Il vescovo di Verona visita il campeggio parrocchiale di Sfruz

Un’amicizia che dura da oltre mezzo secolo

Il vescovo di Verona visita il campeggio parrocchiale di Sfruz
Nella foto, da sinistra: Maura Biasi, vicesindaca di Sfruz; Sabrina Tramonte, sindaca di Cavaion Veronese; Ivana Rizzardi, assessora di Predaia; il vescovo Domenico Pompili; Mariano Larcher, assessore di Predaia 

SFRUZ. Nella giornata di domenica 26 luglio il campeggio parrocchiale di Sfruz ha accolto la visita di S.E. Mons. Domenico Pompili, vescovo di Verona, in un momento di incontro particolarmente significativo per una realtà che da oltre cinquant’anni rappresenta un punto di riferimento educativo e comunitario per generazioni di giovani di Cavaion Veronese.

Ad accogliere il vescovo erano presenti don Daniele, i volontari del Circolo NOI di Cavaion Veronese, numerosi ragazzi e famiglie, oltre ai rappresentanti delle amministrazioni locali e delle istituzioni del territorio. Per il Comune di Sfruz era presente la vicesindaca Maura Biasi, mentre per il Comune di Predaia hanno partecipato gli assessori Ivana Rizzardi e Mariano Larcher, insieme ai rappresentanti dell’Asuc di Sfruz.
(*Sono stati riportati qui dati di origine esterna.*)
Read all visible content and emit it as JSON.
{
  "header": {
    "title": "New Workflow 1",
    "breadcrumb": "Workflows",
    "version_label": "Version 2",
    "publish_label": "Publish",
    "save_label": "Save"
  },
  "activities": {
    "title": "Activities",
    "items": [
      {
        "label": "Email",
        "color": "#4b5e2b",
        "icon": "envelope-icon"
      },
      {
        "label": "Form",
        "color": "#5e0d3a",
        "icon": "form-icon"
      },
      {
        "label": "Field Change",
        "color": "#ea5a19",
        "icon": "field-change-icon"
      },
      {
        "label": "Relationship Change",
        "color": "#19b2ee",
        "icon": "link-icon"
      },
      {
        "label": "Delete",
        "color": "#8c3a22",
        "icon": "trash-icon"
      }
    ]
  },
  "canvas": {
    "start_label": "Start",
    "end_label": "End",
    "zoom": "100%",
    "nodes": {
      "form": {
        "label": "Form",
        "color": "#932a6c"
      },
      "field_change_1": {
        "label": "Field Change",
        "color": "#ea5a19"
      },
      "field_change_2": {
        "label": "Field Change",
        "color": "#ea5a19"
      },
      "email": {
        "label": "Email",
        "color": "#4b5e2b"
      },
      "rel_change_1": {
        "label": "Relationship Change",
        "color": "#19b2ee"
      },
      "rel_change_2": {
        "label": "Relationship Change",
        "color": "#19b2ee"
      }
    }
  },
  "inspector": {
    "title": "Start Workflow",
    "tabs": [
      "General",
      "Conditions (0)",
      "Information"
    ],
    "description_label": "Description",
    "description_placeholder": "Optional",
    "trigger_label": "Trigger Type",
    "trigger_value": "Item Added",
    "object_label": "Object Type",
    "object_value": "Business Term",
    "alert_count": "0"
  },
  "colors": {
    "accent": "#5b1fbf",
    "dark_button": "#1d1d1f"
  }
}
Nel corso della visita, Pompili ha rivolto ai presenti un messaggio ricco di spunti di riflessione, soffermandosi sul valore della docilità come virtù capace di contrapporsi alla furbizia, invitando i giovani a vivere con autenticità il proprio percorso umano e spirituale.

L’incontro è stato anche l’occasione per ripercorrere la storia dello storico campeggio, grazie al ricordo delle sue origini e dei suoi fondatori, sottolineando come questa esperienza continui ancora oggi a trasmettere valori di amicizia, condivisione, servizio e contatto con la natura.

Un risultato reso possibile dall’impegno costante dei numerosi volontari, degli animatori, del coro, dei seminaristi e di tutte le persone che ogni anno dedicano tempo ed energie alla riuscita dell’iniziativa.

Il campeggio di Sfruz continua così a rappresentare un luogo profondamente legato alla comunità di Cavaion Veronese, capace di unire generazioni diverse in un’esperienza che conserva intatto il proprio valore educativo e umano.